I wish you a very Christian Christmas
I stumbled across it one December evening, a Christmas haven with not a strand of lametta, plastic holly leaf or red velvet reindeer with glitter antlers in sight.
It was the early 1990s and I was in Strasbourg to cover a conference of excruciating dullness. So I played hooky, losing myself in the medieval streets between the black-and-white timbered houses until I found myself in a crowded square.
Wooden stalls, strung with fairy lights, lined its perimeter, and braziers glowing fierce orange were scattered across it. The scent of cinnamon and cloves, escaping from wooden vats of mulled wine, kissed the cold air.
Church bells chimed periodically; I am sure carols were being played, and, yes, there were chestnuts roasting too. Every seasonal cliche was present and correct. My love affair with Christmas markets was instantaneous and enduring.
Back then, the markets were one of Europe’s best kept secrets. No-frills flying had yet to open up the Continent and a weekend jaunt was a costly affair. Now, for many of us, a trip to Cologne, Barcelona, Munich, Budapest, Prague or Lille, to buy the sort of decorations and craftwork we’re convinced we can’t buy anywhere else (although most are made in China), is part of the pre-Christmas ritual.
Even The Archers has endorsed it. Kenton and Kathy rejected the charms of Borchester last week to sip glühwein in front of Vienna’s imposing town hall, and potter around the nearby stalls.

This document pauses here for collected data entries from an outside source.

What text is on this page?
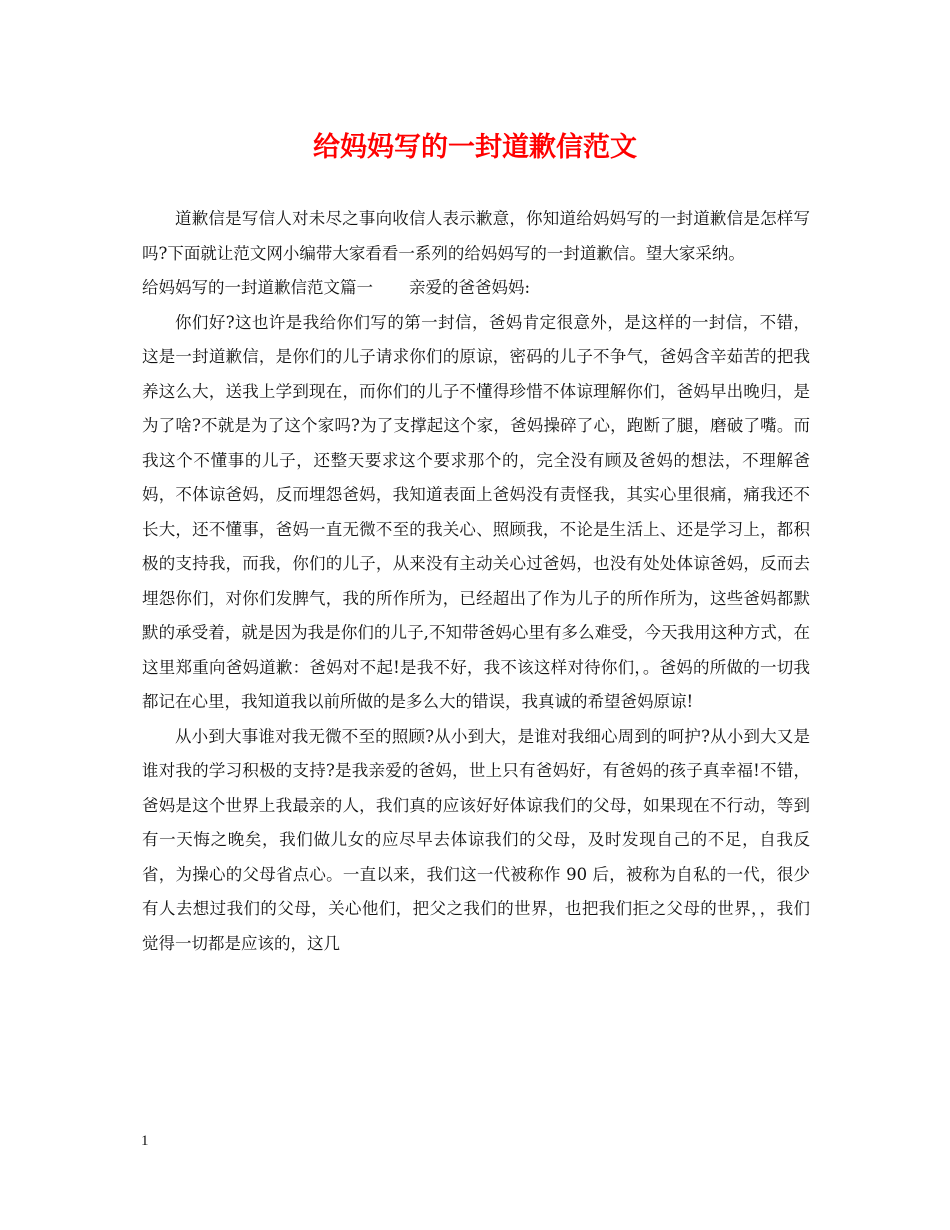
给妈妈写的一封道歉信范文

道歉信是写信人对未尽之事向收信人表示歉意，你知道给妈妈写的一封道歉信是怎样写吗?下面就让范文网小编带大家看看一系列的给妈妈写的一封道歉信。望大家采纳。

给妈妈写的一封道歉信范文篇一 亲爱的爸爸妈妈:

你们好?这也许是我给你们写的第一封信，爸妈肯定很意外，是这样的一封信，不错，这是一封道歉信，是你们的儿子请求你们的原谅，密码的儿子不争气，爸妈含辛茹苦的把我养这么大，送我上学到现在，而你们的儿子不懂得珍惜不体谅理解你们，爸妈早出晚归，是为了啥?不就是为了这个家吗?为了支撑起这个家，爸妈操碎了心，跑断了腿，磨破了嘴。而我这个不懂事的儿子，还整天要求这个要求那个的，完全没有顾及爸妈的想法，不理解爸妈，不体谅爸妈，反而埋怨爸妈，我知道表面上爸妈没有责怪我，其实心里很痛，痛我还不长大，还不懂事，爸妈一直无微不至的我关心、照顾我，不论是生活上、还是学习上，都积极的支持我，而我，你们的儿子，从来没有主动关心过爸妈，也没有处处体谅爸妈，反而去埋怨你们，对你们发脾气，我的所作所为，已经超出了作为儿子的所作所为，这些爸妈都默默的承受着，就是因为我是你们的儿子,不知带爸妈心里有多么难受，今天我用这种方式，在这里郑重向爸妈道歉：爸妈对不起!是我不好，我不该这样对待你们，。爸妈的所做的一切我都记在心里，我知道我以前所做的是多么大的错误，我真诚的希望爸妈原谅!

从小到大事谁对我无微不至的照顾?从小到大，是谁对我细心周到的呵护?从小到大又是谁对我的学习积极的支持?是我亲爱的爸妈，世上只有爸妈好，有爸妈的孩子真幸福!不错，爸妈是这个世界上我最亲的人，我们真的应该好好体谅我们的父母，如果现在不行动，等到有一天悔之晚矣，我们做儿女的应尽早去体谅我们的父母，及时发现自己的不足，自我反省，为操心的父母省点心。一直以来，我们这一代被称作 90 后，被称为自私的一代，很少有人去想过我们的父母，关心他们，把父之我们的世界，也把我们拒之父母的世界，，我们觉得一切都是应该的，这几

1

Millions of listeners were probably wishing they were there, too. It is a world away from the brash, grasping materialism of the British high street at this time of year, and that is certainly part of the appeal of the markets.
The smaller ones, in Cracow or Salzburg for example, are also a reminder of a more innocent time in our lives. A time when the Christmas School Fayre or church bazaar was the social event of the year; when lopsided mince pies baked by mums were not considered to be a health hazard, and the headmaster with a stick-on cotton wool beard masquerading as Santa was not assumed to be a paedophile. Of course there is a commercial imperative to the Christmas markets but it is low-key and made more palatable by a combination of nostalgia and kitsch.
There is, I think, another reason why we have embraced Europe’s Christmas markets so wholeheartedly, and it is the unashamed display of a joyous Christian festival.
The tackiest of Nativity scenes, garish cribs, angels, Advent candles and calendars – of the religious variety rather than those with a Disney copyright – are piled high, with classier representations in glass, wood and porcelain. There is no expectation that a non-Christian will be offended by these offerings, and none seem to be. Indeed, the fact that so many of the markets take place in the shadow of great churches – the Gothic masterpiece known as the Angel of Strasbourg or the Cathedral of St Nicholas in Ljubljana – enhances the experience for those of all belief systems who are sensitised to the point of madness to “upsetting other faiths”.
In Britain we’re well-rehearsed in the “Winterval v Christmas” debate. We welcome the school Nativity play that has morphed into a hybrid celebration of Diwali, Hannukah, or Russian Orthodoxy. We may balk when we read that children’s choirs are banned from singing traditional carols in shopping malls, and that Santa has been replaced by a “more inclusive pixie” in a school in Brighton. But if the end result is a multicultural society at ease with itself, then so be it.
The galling reality is that the practitioners of other faiths don’t care how we celebrate. They accept the Christmas story as just that, an entertaining story. They consider the bank holidays that mark it to be a bonus, and think we’re mad to neuter our celebrations in the way we do. But we remain consumed by fear of causing offence, and the unthinking, politically correct, “Christianophobic” jobsworths who run our institutions are to blame.
And so we have the ludicrous situation reported this week whereby travellers to Bahrain – an Islamic country – find the airport fulsomely decorated for Christmas, with Santas in abundance, while O Come All Ye Faithful blasts from the duty-free electronics store. At Heathrow, there are minimal decorations and no carols in case Muslim passengers or airport employees are offended.
We like to think we invented Christmas. We didn’t, of course, but we mixed and matched the best bits from other countries with pagan midwinter practices and Christian traditions. Charles Dickens then consolidated the lot in A Christmas Carol, one of the great achievements of British culture, according to the critic D J Taylor. How sad it is that to get our seasonal fix, we now have to look elsewhere.